The merger between Grab and rival Uber in March has made it difficult for new entrants to compete with the ride-hailing giant, said observers, and measures proposed by Singapore's competition watchdog yesterday are a right move to tackle it.
They also said that by requiring Grab to remove any exclusivity obligations imposed on drivers and maintain pre-merger pricing and commission rates, the ride-hailing market's contestability should hopefully be restored.
The experts were responding to yesterday's announcement by the Competition and Consumer Commission of Singapore (CCCS) that it had provisionally found that the Grab-Uber mergerinfringed the Competition Act.
Under the tie-up agreement, Uber sold its South-east Asian business, including Singapore's, to Grab in exchange for a 27.5 per cent stake in the latter company.
National University of Singapore's (NUS) law faculty Sheridan Fellow Kenneth Khoo said that in the ride-hailing business, a platform becomes more attractive to both users and drivers as their numbers increase because of efficiencies in matching both parties.
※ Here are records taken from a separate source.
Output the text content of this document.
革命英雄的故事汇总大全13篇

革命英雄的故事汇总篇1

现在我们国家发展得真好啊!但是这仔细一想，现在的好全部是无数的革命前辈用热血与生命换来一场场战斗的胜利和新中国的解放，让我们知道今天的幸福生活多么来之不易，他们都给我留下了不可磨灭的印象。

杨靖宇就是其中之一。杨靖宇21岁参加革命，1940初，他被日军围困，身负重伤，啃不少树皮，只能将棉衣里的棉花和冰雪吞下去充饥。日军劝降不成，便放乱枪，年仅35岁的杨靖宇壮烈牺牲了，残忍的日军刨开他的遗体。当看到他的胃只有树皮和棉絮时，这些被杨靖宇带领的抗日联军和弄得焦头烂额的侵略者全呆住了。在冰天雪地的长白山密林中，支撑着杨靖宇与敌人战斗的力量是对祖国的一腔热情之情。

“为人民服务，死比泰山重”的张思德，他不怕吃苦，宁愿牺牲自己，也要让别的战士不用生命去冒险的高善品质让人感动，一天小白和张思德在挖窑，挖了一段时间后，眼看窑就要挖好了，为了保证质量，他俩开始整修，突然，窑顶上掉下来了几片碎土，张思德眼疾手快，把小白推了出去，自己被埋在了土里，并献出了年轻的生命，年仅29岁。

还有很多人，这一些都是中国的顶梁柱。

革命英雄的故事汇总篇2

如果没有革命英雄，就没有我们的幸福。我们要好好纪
This means a new entrant like Ryde or Go-Jek starts off with a "major disadvantage" because it will have far fewer users, making it difficult to reach a big enough scale to challenge Grab.
"The problem is worsened if and when Grab imposes exclusivity obligations on its drivers so that they cannot easily switch over to a competing platform," he said. Removing these is thus an important measure, he added.
But NUS law faculty's Associate Professor Burton Ong said the CCCS' measures may have "limited effect" in restoring competition.
"Without details about how rigorously these measures will be implemented - for example, whether the CCCS will put an absolute prohibition on price increases and withdrawal of driver incentives - and how long they will be kept in place, it is hard to predict whether new entrants can effectively challenge Grab's dominance," he added.
Lawyer Kala Anandarajah, who heads Rajah & Tann's competition and antitrust and trade team, said that while the CCCS' measures will presumably bring back market competition, the fact remains that Uber has exited the sector.
Ms Anandarajah said the effects of the CCCS measures will not be seen overnight, but with existing technology and non-exclusive access to the platform, they could happen quite fast, she added.
Private-hire car driver S.K. Tan, 62, agrees with the CCCS' measures, saying drivers should be free to operate on any platform and not be punished with reduced incentives for doing so.
Mr Yap Shiwen, 32, who takes Grab at least twice a week, reckons that fares have risen between 10 per cent and 20 per cent since the Grab-Uber merger.
Mr Yap, a contributing editor for a tech blog, said the increase "may be a correction to market rates after a sustained price war with Uber".